分子触媒と固体表面科学の融合による人工光合成システムの創製

研究代表者

成田 吉徳 (中部大学 総合工学研究所 教授)

共同研究者

高玉 博朗 (中部大学 生命健康科学部 准教授)

研究課題の概要

高いエネルギー効率で水の完全分解を実現する触媒と表面処理によりナノ微細構造を形成した大面積多孔体電極を開発することにより太陽光を用いた水の効率的な分解、および二酸化炭素の触媒的光還元反応との共役による二酸化炭素の有用炭素資源への転換を行います。
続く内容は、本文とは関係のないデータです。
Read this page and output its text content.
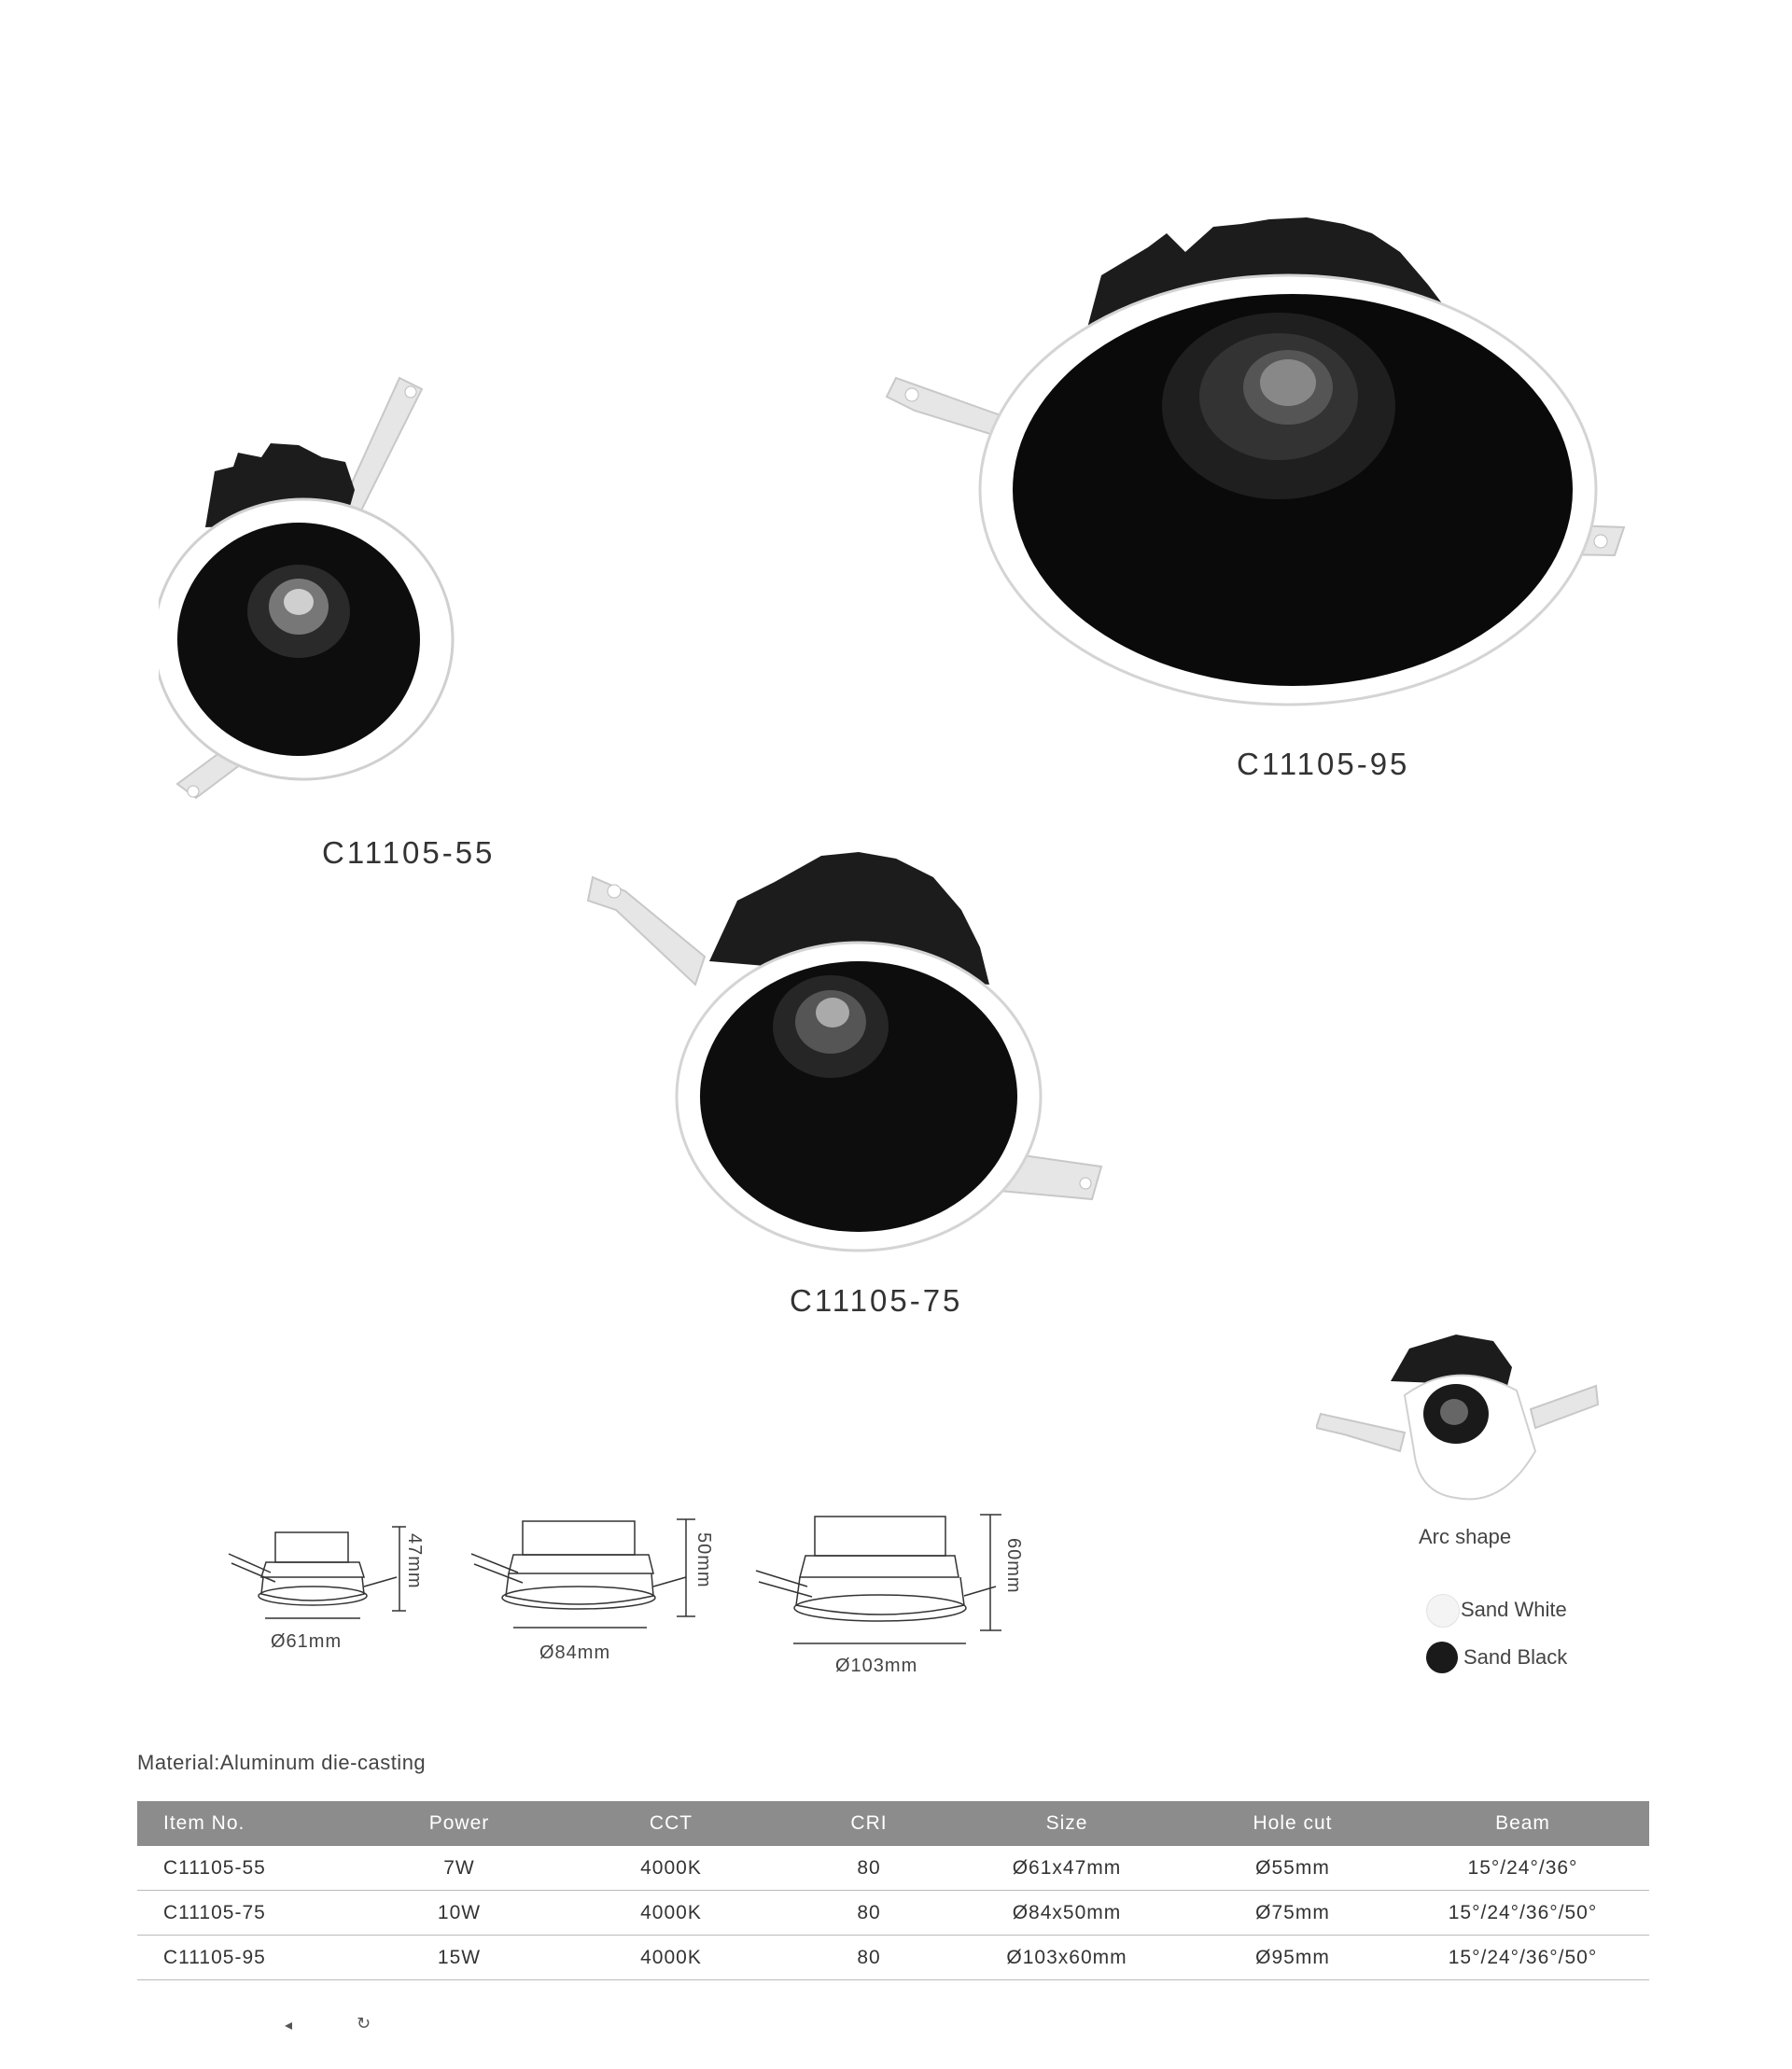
C11105-55
C11105-95
C11105-75
Arc shape
Sand White
Sand Black
47mm
Ø61mm
50mm
Ø84mm
60mm
Ø103mm
Material:Aluminum die-casting
Item No.	Power	CCT	CRI	Size	Hole cut	Beam
C11105-55	7W	4000K	80	Ø61x47mm	Ø55mm	15°/24°/36°
C11105-75	10W	4000K	80	Ø84x50mm	Ø75mm	15°/24°/36°/50°
C11105-95	15W	4000K	80	Ø103x60mm	Ø95mm	15°/24°/36°/50°
◂	↻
広い波長範囲の可視光利用のために、低過電圧(< 0.1 V)で作動する新たな水分解触媒の開発をしました。本触媒は陽・陰両極の水分解触媒として有効であります。また、光陽極用の多孔体電極として10 μm厚を有するチタンナノ構造体の調整法も確立しました。一方、低過電圧での二酸化炭素還元を可能とする金属酵素、一酸化炭素デヒドロゲネース(CODH)、を規範とした分子触媒として二核鉄中心を有する鉄ポルフィリン二量体は二酸化炭素還元に対して極めて高い活性を発現でき、電極表面への固定により過電圧0,2 Vまで低減できることを見出しました。これにより、バンドギャップの小さいp-型半導体との組み合わせにより二酸化炭素光還元触媒反応への道を開けました。